Get all rows from the table

for row in table.find_all('tr'): # in html table row is represented by the tag <tr>
    # Get all columns in each row.
    cols = row.find_all('td') # in html a column is represented by the tag <td>
    color_name = cols[2].string # store the value in column 3 as color_name
    color_code = cols[3].string # store the value in column 4 as color_code
    print("{}--->{}".format(color_name,color_code))

Scrape data from HTML tables into a DataFrame using BeautifulSoup and Pandas

import pandas as pd
#The below url contains html tables with data about world population.
url = "https://en.wikipedia.org/wiki/World_population"

get the contents of the webpage in text format and store in a variable called data

data  = requests.get(url).text
soup = BeautifulSoup(data,"html.parser")

find all html tables in the web page

tables = soup.find_all('table') # in html table is represented by the tag <table>

we can see how many tables were found by checking the length of the tables list

len(tables)

Assume that we are looking for the 10 most densly populated countries table, we can look through the tables list and find the right one we are look for based on the data in each table or we can search for the table name if it is in the table but this option might not always work.

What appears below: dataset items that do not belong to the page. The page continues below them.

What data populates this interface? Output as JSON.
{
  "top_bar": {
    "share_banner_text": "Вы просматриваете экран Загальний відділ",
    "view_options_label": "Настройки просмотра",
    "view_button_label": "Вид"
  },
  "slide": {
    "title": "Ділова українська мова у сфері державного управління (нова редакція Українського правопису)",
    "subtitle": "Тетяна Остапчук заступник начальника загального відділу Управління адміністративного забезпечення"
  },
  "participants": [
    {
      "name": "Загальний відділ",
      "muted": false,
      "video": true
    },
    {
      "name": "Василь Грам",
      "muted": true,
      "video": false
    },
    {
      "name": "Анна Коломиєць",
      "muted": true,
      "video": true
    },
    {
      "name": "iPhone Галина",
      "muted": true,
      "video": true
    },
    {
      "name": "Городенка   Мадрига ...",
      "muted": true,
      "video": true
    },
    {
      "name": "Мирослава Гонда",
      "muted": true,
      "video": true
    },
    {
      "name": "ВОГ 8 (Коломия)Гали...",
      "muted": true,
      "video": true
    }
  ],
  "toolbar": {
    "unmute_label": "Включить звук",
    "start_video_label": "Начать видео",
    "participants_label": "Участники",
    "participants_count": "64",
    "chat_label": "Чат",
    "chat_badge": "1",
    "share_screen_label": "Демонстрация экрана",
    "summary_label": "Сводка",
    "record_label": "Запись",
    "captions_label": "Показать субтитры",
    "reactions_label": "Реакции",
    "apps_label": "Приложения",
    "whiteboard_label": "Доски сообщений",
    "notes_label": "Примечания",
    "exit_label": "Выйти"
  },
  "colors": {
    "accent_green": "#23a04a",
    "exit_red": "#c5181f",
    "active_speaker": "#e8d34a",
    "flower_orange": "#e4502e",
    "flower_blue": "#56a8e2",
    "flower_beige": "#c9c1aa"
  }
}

for index,table in enumerate(tables):
    if ("10 most densely populated countries" in str(table)):
        table_index = index
print(table_index)

See if you can locate the table name of the table, 10 most densly populated countries, below.

print(tables[table_index].prettify())

population_data = pd.DataFrame(columns=["Rank", "Country", "Population", "Area", "Density"])

for row in tables[table_index].tbody.find_all("tr"):
    col = row.find_all("td")
    if (col != []):
        rank = col[0].text
        country = col[1].text
        population = col[2].text.strip()
        area = col[3].text.strip()
        density = col[4].text.strip()
        population_data = population_data.append({"Rank":rank, "Country":country, "Population":population, "Area":area, "Density":density}, ignore_index=True)

population_data

Using the same url, data, soup, and tables object as in the last section we can use the read_html function to create a DataFrame.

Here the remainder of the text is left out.